SKETCHBOOK TRAVELER: Regional Suites of Individual Prints

American landscape painting was born not on the easel of Thomas Cole, but in the sketchbooks of British military officers like Thomas Davies and Governor Pownall during the French and Indian War. Elaborated by professional artists such as Paul Sandby, these North America vistas published in London as Scenographia Americana motivated a new generation of artists such as William and Thomas Birch, Joshua Shaw, William Guy Wall and Samuel Seymour to expand the Grand Tour aesthetic to the New World, again in the form of prints created for popular consumption. J.M.W. Turner cut his teeth translating topographical drawings of the Second Anglo-Mysore War for a booming art-publishing industry.
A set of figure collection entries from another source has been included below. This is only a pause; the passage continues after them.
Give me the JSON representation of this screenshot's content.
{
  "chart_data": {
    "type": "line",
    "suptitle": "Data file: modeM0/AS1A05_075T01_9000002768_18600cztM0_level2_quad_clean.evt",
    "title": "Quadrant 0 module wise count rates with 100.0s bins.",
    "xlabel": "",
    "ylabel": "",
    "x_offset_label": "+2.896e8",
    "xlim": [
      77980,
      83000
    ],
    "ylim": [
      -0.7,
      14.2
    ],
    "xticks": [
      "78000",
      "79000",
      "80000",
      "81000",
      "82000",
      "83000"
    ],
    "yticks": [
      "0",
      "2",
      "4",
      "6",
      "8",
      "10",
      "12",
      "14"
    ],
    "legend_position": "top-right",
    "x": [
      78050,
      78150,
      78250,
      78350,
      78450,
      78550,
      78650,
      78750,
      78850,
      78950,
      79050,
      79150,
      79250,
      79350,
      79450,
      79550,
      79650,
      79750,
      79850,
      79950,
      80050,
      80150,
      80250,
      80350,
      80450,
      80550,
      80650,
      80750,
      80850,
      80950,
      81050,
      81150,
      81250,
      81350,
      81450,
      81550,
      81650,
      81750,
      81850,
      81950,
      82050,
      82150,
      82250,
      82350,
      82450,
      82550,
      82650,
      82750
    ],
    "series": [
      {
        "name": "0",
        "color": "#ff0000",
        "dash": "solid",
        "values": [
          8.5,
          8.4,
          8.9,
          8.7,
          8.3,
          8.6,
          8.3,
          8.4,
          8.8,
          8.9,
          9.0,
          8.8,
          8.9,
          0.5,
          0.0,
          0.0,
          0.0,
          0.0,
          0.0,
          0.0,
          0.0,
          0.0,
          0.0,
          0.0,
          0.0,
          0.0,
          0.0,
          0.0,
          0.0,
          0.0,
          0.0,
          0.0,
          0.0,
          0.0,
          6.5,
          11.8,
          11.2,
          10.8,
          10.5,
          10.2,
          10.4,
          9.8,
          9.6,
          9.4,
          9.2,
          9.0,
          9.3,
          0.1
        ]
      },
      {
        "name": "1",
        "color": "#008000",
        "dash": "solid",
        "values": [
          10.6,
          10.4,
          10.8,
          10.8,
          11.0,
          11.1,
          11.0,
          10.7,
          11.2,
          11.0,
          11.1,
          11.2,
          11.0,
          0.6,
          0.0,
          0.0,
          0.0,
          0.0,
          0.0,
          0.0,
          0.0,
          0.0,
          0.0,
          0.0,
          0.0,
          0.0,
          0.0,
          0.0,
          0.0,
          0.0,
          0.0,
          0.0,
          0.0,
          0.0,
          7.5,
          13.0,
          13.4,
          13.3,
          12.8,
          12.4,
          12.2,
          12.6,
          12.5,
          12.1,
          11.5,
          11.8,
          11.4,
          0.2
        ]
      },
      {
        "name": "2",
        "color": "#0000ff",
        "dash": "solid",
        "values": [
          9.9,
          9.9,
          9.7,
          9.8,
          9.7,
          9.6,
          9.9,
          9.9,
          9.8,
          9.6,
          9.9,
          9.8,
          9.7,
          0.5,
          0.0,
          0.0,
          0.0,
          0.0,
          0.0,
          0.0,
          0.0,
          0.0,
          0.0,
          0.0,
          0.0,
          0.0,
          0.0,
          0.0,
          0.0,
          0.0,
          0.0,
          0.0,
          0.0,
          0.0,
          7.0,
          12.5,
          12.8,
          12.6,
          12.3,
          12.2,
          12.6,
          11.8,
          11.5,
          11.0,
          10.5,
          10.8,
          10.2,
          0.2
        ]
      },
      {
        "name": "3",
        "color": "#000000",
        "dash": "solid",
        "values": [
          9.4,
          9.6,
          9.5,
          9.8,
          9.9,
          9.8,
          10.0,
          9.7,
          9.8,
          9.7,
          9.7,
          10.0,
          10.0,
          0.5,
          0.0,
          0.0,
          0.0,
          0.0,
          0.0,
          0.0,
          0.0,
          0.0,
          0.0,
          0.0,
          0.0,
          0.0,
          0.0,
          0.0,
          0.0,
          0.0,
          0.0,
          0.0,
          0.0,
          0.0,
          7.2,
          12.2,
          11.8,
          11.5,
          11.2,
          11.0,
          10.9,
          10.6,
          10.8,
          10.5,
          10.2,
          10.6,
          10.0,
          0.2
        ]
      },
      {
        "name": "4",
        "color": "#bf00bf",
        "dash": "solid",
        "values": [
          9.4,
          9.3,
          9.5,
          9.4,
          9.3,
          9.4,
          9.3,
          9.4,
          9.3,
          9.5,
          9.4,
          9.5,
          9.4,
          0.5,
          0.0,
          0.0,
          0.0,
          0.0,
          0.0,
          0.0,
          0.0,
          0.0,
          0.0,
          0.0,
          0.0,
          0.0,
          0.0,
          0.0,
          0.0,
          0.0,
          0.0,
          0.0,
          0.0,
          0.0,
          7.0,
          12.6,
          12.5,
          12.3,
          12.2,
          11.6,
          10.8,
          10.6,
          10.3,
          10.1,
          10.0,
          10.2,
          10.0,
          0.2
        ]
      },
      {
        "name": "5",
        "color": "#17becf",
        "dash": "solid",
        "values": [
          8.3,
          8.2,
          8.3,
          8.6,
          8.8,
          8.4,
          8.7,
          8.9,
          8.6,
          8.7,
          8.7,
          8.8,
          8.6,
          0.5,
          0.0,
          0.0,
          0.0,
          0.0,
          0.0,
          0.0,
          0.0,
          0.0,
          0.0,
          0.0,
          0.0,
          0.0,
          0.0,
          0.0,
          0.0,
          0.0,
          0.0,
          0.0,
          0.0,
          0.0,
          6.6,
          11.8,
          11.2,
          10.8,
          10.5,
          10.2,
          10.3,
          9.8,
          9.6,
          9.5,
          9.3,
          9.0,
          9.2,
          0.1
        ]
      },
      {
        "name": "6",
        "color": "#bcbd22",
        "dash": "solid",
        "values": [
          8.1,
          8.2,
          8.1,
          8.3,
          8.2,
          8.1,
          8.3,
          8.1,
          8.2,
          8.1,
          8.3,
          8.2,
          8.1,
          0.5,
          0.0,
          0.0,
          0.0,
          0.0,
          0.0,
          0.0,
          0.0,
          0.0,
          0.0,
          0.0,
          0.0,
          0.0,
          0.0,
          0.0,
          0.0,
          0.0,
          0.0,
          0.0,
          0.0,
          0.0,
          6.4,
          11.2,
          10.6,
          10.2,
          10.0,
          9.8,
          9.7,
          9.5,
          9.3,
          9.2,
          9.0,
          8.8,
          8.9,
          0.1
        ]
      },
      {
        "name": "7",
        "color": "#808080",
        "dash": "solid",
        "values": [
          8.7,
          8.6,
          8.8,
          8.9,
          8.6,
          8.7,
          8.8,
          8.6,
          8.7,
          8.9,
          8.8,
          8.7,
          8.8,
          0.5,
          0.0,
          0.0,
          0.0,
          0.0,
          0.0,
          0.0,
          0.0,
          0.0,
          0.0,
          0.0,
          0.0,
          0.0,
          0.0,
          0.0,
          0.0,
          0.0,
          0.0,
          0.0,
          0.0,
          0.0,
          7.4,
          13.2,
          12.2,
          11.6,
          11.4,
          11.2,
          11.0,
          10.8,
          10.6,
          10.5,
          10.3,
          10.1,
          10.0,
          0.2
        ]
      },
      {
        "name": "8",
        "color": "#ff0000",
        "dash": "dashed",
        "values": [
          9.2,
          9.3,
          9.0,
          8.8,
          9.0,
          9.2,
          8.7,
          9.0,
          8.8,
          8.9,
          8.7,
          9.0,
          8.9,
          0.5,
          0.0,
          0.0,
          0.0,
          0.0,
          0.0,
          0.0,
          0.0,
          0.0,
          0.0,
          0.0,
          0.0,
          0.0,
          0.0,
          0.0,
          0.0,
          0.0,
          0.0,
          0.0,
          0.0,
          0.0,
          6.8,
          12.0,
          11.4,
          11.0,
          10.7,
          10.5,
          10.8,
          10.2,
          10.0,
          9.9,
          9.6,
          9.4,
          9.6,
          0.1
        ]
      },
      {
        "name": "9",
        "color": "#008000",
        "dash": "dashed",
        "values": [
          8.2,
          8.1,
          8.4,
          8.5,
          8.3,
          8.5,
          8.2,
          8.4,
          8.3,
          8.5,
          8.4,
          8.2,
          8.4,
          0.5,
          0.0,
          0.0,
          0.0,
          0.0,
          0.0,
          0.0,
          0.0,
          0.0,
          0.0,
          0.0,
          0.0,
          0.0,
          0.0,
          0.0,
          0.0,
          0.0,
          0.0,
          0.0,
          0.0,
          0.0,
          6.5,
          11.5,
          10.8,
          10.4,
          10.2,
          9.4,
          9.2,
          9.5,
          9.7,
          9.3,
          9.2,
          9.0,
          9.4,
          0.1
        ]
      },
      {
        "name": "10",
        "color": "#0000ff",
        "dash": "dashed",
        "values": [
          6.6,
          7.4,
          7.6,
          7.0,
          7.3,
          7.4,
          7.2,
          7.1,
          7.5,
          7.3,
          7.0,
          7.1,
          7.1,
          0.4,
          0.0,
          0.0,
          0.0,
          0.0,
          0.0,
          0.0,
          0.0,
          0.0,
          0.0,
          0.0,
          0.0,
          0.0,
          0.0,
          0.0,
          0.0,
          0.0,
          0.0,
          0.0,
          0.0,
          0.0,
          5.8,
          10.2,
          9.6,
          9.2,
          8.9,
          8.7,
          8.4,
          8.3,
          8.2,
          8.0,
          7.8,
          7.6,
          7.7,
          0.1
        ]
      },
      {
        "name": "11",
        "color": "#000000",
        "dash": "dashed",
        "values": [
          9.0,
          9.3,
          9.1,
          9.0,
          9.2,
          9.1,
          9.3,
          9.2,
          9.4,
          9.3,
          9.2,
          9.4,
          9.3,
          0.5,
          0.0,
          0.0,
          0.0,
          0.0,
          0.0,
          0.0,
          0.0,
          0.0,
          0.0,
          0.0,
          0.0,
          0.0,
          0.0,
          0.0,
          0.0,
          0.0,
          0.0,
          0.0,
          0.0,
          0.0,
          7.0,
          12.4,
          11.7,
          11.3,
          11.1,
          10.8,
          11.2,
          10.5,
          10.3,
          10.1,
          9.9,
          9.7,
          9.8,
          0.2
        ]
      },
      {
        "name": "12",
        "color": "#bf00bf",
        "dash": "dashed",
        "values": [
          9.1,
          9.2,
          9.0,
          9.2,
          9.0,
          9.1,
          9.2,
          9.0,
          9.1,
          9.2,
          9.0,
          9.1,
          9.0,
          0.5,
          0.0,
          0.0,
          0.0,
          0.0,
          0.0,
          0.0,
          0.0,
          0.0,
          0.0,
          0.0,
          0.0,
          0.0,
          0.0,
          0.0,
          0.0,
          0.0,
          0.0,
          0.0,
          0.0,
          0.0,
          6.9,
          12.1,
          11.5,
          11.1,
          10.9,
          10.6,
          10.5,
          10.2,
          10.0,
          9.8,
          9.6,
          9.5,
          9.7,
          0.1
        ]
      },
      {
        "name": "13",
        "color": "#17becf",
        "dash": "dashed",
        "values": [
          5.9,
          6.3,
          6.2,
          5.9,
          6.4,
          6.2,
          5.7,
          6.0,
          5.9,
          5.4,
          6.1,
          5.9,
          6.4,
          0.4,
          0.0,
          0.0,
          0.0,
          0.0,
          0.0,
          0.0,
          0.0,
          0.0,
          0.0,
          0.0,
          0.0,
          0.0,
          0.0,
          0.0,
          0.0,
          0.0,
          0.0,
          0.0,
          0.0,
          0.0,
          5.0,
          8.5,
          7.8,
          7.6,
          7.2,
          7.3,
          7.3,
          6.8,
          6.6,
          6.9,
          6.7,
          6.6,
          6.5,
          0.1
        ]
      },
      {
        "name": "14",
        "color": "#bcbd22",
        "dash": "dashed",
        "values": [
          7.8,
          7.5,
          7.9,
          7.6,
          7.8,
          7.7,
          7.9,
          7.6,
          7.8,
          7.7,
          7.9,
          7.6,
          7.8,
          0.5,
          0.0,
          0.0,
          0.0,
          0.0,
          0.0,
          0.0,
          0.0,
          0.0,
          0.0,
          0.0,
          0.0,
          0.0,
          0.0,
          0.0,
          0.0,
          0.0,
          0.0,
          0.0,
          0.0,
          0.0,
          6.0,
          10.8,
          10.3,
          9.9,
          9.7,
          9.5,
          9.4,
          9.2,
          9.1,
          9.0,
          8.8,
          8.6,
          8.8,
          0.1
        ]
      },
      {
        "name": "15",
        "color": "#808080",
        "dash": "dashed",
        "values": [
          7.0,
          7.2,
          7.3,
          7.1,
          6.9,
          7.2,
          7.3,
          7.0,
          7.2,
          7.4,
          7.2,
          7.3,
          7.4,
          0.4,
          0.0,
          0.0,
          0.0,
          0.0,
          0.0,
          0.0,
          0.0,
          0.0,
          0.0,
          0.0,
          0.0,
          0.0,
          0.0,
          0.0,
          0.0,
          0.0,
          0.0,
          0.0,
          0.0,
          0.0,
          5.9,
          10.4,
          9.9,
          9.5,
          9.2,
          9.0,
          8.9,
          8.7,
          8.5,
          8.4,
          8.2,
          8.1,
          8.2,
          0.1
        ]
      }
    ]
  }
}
Albert Bierstadt, F.E. Church and Thomas Moran all translated their grand visions of South America and the Rocky Mountain West into chromolithographs and etchings. In 1872 and 1874,  Appleton & Company released William Cullen Bryant’s Picturesque America; a compendium of scenic destinations across the United States. Its publication coincided with the rise of a tourism industry that delivered visitors to natural wonders that a nascent environmental movement hastened to protect.

A new set of prints is now being developed, built on this tradition. Drawn from my painting-journals, like the Sketchbook Traveler books produced by Schiffer Publishing, these individual prints celebrate personal travel with an environmentally mindful expeditionary spirit.